APS News

New U.S. National Security Faculty Fellows Announced

Awardees will receive up to $3 million over 5 years

July 28, 2015

The U.S. Department of Defense (DoD) has selected seven scientists as 2015 National Security Science and Engineering Faculty Fellows (NSSEFF), and physicists dominate the ranks. The program supports strategically important basic science research with grants of up to $3 million over five years, focusing on research that has the potential to revolutionize entire fields of study and lead to important new technologies. Six of the seven selected are in the physical sciences, along with one mathematician.

The fellowship will fund research by Alan Aspuru-Guzik of Harvard University, an APS Fellow and Life Member, who works at the intersection of quantum information, theoretical chemistry, and renewable energy.
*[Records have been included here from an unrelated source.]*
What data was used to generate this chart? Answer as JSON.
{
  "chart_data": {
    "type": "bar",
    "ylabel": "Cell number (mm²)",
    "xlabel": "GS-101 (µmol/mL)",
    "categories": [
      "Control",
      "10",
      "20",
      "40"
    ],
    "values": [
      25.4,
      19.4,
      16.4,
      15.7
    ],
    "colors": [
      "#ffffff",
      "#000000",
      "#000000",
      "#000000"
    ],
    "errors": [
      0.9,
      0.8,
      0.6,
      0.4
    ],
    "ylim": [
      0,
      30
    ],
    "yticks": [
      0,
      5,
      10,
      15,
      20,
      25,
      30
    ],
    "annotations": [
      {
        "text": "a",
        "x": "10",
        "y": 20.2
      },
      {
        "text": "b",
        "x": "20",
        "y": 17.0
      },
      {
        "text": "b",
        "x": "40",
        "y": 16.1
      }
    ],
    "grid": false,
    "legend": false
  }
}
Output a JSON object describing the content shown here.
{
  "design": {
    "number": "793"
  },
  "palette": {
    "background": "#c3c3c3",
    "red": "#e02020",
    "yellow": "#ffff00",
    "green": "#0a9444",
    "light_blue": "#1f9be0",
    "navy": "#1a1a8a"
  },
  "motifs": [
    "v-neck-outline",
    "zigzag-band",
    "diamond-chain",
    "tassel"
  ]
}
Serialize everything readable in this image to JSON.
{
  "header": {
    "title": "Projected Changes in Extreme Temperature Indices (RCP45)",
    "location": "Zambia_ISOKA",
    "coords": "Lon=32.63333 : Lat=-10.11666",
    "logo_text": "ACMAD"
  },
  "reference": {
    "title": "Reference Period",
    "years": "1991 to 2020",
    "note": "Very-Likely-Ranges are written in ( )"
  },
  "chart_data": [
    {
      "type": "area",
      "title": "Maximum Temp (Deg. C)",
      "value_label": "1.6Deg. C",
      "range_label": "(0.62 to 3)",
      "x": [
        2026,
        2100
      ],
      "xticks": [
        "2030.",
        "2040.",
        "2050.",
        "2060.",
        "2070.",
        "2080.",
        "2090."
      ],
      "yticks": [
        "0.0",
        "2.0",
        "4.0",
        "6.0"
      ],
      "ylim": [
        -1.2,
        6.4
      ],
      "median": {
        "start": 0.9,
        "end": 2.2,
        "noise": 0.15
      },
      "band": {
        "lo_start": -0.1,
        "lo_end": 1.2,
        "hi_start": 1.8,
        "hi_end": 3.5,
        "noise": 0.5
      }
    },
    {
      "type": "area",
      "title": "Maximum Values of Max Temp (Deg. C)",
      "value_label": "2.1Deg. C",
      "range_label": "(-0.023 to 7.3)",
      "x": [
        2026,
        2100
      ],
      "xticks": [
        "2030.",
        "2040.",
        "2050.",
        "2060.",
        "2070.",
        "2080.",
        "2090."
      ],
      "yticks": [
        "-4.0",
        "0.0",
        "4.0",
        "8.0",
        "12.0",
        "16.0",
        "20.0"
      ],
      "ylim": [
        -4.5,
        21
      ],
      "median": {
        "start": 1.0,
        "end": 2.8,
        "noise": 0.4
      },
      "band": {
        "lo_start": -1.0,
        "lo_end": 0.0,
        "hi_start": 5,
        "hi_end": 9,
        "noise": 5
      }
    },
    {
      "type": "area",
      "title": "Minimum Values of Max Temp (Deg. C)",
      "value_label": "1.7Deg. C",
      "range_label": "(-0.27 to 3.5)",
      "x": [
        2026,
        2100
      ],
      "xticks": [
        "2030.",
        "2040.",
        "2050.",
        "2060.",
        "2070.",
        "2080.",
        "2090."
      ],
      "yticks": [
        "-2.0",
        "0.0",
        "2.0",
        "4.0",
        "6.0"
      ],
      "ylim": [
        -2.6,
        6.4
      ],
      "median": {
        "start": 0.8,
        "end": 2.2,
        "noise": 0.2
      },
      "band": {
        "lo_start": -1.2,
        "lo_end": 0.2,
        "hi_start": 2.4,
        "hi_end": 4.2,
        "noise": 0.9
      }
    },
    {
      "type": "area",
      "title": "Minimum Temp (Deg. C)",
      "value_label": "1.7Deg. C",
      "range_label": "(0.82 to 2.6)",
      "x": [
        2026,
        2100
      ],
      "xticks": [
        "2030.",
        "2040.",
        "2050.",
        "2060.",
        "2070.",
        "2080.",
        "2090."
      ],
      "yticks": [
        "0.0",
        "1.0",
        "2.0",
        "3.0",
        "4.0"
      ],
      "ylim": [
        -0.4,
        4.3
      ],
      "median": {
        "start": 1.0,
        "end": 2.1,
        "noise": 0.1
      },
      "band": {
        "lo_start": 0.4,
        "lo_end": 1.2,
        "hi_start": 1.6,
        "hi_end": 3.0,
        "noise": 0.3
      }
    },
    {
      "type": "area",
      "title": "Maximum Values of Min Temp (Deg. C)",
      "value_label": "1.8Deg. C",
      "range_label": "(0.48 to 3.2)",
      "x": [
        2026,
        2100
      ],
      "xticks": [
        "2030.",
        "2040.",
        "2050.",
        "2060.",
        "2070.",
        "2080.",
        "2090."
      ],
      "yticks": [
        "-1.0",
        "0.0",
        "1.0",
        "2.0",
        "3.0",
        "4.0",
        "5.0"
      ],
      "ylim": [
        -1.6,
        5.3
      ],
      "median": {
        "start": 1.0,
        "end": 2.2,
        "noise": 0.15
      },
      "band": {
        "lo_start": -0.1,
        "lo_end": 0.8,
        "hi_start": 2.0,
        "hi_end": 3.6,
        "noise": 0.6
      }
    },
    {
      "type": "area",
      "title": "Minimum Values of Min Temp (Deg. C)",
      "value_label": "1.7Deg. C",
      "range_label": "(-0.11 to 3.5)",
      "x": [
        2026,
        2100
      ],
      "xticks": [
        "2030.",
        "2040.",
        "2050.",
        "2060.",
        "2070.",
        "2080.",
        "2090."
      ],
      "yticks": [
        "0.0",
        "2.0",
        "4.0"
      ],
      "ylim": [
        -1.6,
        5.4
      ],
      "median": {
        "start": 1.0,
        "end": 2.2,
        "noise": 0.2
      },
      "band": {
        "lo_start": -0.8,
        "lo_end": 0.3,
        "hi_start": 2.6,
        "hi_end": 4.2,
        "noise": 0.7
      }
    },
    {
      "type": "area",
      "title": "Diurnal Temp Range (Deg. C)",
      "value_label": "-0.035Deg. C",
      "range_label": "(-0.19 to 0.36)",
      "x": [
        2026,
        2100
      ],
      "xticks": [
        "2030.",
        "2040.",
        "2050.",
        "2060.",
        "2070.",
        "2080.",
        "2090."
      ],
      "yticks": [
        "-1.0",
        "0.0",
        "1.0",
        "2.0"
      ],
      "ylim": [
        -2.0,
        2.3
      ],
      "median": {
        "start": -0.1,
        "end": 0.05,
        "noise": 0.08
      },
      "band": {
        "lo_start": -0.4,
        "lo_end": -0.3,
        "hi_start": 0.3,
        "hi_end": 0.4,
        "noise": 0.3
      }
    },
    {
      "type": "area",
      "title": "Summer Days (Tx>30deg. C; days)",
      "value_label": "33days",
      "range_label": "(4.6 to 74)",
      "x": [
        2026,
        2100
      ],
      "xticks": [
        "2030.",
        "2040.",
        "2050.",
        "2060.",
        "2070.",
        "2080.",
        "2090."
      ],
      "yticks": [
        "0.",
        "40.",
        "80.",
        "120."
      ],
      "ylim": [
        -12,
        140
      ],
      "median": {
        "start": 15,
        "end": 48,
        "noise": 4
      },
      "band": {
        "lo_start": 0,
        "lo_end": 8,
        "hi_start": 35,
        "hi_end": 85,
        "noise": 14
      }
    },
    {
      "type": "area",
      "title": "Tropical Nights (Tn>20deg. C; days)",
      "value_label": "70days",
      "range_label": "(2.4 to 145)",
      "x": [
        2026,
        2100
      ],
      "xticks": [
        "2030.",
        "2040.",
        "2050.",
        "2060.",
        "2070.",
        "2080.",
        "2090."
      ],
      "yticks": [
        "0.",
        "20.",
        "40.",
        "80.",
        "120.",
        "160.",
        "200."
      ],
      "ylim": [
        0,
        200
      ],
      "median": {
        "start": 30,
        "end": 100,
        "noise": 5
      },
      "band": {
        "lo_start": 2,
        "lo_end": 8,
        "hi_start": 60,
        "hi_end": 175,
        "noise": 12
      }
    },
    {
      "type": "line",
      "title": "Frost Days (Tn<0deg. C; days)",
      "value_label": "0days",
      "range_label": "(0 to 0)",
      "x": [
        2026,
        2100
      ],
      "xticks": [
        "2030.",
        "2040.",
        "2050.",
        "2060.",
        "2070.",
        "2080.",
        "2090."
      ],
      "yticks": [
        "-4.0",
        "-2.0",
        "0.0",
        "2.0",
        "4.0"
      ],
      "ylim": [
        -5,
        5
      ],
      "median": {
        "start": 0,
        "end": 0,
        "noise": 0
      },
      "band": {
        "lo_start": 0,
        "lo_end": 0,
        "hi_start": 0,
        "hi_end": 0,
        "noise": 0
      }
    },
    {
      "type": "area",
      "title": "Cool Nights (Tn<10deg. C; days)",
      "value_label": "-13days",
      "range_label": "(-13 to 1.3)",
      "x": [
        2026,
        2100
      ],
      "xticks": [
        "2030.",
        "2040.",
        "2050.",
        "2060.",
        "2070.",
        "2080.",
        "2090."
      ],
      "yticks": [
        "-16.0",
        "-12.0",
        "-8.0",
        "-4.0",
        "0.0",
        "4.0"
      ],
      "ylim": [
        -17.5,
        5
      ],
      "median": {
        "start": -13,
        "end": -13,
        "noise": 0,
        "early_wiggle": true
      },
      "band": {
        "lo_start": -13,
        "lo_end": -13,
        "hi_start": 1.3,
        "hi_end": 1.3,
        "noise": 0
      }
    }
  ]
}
Aspuru-Guzik will develop quantum computation algorithms for the purpose of simulating quantum chemistry and materials.

APS Fellow Nader Engheta, of the University of Pennsylvania, will explore methods for controlling thermal, electromagnetic, and acoustic properties of materials using asymmetric nanostructures. Engheta is known for his work on metamaterials — precisely engineered materials that can manipulate electromagnetic waves.

Jeremy Levy of the University of Pittsburgh will work on correlated nanoelectronics, an emerging field of research that combines the fields of semiconductor nanoelectronics and complex oxides. Levy, a condensed matter physicist and an APS Fellow and Life Member, is director of the Pittsburgh Quantum Institute.

APS Fellow Mikhail Lukin of Harvard University was awarded a fellowship for research focusing on quantum metrology and sensing. Lukin, whose research is in theoretical and experimental quantum optics, atomic physics, and quantum information science, will develop a new generation of highly sensitive quantum sensors.

APS Fellow Christopher Palmstrøm of the University of California, Santa Barbara will explore new materials using Heusler compounds, which can have a wide range of tunable electrical and magnetic properties.

The final physicist in the group is Ivan Schuller of the University of California, San Diego. Schuller, a condensed matter physicist, earned a fellowship for his project on “Bio-Inspired Functional Hybrids,” for which he will study heterostructured hybrids of strongly correlated oxides, fluorides, and nitrides with metals.

Mathematician Robert Ghrist of the University of Pennsylvania was also awarded a fellowship for research in the field of algebraic topology and sheaf theory. 

The program is the largest single-investigator basic research grant within DoD. The search for next year’s group of fellows is currently underway. White papers are due August 10.